# Decomposition of a directed graph into Hamiltonian paths

I was wondering if anyone knew of an algorithm that when given a directed graph will split it up into separate Hamiltonian paths. I don't really mind about nodes that can't be added to a path but as few paths as possible should be made to include the most nodes.
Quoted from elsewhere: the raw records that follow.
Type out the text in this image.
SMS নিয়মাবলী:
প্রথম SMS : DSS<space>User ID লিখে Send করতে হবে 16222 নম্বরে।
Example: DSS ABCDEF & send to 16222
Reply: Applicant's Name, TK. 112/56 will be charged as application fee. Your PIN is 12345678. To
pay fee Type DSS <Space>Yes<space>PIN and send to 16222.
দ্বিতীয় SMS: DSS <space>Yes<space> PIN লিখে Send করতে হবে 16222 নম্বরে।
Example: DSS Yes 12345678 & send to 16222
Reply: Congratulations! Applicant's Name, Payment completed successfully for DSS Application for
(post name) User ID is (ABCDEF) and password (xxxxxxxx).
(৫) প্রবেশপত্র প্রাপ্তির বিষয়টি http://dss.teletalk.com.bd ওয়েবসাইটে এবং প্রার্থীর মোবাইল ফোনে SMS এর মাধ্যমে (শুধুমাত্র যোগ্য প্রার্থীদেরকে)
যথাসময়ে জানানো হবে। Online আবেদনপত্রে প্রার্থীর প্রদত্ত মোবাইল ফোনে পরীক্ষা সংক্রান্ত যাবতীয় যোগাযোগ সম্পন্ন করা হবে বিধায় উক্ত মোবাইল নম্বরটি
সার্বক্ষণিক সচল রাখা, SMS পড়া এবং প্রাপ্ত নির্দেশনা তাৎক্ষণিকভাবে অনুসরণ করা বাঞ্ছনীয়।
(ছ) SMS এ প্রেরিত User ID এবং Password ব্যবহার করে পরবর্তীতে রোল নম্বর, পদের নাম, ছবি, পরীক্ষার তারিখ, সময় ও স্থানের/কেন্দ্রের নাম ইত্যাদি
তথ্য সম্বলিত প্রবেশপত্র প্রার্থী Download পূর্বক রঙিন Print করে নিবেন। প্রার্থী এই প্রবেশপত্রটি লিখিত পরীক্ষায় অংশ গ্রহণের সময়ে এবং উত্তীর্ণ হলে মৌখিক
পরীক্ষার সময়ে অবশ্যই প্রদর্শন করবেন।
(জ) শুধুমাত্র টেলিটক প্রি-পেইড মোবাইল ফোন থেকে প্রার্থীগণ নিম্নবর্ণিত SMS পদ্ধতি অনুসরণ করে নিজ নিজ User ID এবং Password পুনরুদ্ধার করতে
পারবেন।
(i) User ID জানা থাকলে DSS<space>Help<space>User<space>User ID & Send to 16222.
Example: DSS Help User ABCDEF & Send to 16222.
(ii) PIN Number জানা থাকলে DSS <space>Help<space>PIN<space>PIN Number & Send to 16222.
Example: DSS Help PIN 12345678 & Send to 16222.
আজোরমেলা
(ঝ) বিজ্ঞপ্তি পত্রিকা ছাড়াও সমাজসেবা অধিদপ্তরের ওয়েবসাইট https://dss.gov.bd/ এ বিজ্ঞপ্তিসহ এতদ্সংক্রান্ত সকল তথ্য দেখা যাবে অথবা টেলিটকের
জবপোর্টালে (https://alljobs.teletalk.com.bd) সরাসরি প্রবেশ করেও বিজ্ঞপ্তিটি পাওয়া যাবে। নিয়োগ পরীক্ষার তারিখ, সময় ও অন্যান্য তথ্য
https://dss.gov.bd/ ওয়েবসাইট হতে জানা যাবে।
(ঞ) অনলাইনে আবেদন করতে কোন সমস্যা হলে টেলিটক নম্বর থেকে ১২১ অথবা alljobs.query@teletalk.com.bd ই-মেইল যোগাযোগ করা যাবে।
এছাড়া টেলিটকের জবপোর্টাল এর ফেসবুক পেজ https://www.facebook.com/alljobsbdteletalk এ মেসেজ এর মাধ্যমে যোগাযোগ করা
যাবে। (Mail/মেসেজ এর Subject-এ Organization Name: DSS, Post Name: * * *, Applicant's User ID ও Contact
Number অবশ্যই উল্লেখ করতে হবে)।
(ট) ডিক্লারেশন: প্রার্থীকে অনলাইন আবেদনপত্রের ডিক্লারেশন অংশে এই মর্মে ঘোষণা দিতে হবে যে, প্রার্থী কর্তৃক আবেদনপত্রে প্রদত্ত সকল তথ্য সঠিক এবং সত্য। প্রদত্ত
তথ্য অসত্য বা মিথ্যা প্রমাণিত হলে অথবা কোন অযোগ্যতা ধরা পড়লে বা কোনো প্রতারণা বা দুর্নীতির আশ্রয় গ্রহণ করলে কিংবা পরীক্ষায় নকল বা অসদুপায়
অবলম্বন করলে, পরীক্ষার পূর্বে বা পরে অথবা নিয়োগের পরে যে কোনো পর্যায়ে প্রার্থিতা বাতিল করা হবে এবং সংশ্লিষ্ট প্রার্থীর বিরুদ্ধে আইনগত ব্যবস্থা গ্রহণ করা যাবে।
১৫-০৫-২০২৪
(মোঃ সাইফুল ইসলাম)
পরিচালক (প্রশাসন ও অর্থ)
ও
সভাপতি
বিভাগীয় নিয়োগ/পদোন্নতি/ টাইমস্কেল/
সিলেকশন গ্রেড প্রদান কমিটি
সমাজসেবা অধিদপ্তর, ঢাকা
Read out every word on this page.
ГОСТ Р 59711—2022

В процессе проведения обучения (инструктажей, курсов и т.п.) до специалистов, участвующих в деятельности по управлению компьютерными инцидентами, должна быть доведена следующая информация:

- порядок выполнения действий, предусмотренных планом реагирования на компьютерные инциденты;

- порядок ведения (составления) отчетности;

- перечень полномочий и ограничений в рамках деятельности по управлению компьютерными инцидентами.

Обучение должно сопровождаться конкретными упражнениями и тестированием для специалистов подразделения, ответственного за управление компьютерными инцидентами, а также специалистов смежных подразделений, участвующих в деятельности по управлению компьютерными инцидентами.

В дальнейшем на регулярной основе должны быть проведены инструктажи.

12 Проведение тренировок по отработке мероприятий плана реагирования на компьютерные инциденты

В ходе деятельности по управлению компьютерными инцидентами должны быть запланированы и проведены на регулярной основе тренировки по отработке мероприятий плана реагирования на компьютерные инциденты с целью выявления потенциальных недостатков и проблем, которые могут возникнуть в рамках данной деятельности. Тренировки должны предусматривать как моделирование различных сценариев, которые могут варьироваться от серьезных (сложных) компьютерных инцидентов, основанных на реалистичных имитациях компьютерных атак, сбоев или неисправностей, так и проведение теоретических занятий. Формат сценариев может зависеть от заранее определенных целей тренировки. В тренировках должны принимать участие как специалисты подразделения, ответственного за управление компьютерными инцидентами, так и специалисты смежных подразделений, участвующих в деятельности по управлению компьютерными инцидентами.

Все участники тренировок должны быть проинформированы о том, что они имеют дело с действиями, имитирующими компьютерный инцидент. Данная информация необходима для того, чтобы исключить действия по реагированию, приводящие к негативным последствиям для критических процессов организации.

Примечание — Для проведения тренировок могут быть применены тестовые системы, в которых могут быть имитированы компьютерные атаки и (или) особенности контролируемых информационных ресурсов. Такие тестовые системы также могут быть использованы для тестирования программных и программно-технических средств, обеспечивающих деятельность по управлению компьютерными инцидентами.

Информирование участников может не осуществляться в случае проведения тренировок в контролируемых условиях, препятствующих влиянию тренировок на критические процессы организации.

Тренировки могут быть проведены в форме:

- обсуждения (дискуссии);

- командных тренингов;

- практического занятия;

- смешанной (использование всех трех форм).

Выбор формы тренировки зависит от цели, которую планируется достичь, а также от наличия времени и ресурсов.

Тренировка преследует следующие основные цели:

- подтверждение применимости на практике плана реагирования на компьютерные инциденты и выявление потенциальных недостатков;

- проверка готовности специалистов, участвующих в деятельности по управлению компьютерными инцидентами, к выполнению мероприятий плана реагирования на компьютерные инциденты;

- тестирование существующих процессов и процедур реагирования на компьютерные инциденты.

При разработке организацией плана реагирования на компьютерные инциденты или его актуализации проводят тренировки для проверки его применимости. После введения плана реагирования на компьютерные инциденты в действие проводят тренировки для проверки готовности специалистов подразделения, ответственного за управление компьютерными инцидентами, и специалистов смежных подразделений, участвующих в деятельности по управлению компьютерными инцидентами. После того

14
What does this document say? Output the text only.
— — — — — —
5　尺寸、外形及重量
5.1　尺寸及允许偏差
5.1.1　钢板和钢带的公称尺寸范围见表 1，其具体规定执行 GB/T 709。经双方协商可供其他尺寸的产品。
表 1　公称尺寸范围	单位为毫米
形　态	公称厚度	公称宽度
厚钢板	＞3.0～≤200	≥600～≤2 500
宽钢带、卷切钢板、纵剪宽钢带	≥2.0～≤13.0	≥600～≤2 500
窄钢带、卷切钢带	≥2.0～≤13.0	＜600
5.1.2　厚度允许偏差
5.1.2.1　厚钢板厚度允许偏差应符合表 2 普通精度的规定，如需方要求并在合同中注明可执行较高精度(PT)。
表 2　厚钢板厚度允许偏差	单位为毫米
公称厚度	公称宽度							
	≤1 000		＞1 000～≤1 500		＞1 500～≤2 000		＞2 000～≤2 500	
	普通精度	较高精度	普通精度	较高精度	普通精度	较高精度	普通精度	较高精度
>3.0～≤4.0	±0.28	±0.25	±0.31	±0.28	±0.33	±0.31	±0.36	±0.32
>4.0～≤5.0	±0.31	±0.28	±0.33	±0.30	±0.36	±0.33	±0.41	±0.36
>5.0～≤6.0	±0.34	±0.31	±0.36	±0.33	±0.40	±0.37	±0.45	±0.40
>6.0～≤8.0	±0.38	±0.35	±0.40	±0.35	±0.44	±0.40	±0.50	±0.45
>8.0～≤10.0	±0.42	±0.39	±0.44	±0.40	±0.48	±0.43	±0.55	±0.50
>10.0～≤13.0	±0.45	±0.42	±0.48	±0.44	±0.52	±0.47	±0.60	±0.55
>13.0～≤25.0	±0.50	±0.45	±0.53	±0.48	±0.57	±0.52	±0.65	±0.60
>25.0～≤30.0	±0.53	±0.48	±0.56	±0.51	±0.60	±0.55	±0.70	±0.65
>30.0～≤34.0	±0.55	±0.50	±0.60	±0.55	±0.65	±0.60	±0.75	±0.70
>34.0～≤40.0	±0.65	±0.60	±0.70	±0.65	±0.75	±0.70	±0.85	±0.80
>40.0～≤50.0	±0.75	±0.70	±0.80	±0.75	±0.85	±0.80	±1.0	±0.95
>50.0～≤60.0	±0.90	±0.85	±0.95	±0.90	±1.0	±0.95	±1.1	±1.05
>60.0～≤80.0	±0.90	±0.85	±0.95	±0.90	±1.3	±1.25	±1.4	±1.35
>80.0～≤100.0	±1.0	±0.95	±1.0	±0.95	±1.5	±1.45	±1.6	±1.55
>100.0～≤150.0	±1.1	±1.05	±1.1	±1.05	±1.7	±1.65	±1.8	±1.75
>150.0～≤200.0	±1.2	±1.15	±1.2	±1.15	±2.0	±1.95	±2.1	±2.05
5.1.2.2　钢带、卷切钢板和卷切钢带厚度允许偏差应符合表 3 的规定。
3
Any ideas would be greatly appreciated.

• Assume that you are not looking for the brute force algorithm. Are you aware that finding one Hamiltonian path of a given directed graph is a NP-hard problem? – John L. Jul 21 '19 at 5:45
• Usually a Hamiltonian path is meant to cover nodes. If that is what you meant, then one Hamiltonian path should be enough, i.e., multiple Hamiltonian paths are out of the question. If you wanted them to cover all the edges, please clarify. – John L. Jul 21 '19 at 5:49
• @Apass.Jack in a directed graph it's not always possible to create a Hamilton path so it would have to then split it up into two or more smaller graphs. I don't need it to be perfect but was wondering if there is an existing algorithm that does it well enough – Swanny Jul 21 '19 at 6:26
• Thanks for your reply. Please add your clarification to the question. Comments are always secondary source as they are excluded from the summary and ignored by many search engines and people. The title should be something like "Decomposition of directed graphs into vertex-disjoint induced subgraphs with Hamiltonian paths". Remove "vertex-disjoint" if you do not forbid that. – John L. Jul 21 '19 at 6:35

Finding an Hamilton path in directed (and un-directed) graphs, is an $$NP$$ complete problem. Thus, there is probably no efficient algorithm (polynomial) to split a given graph to several hamiltonian paths.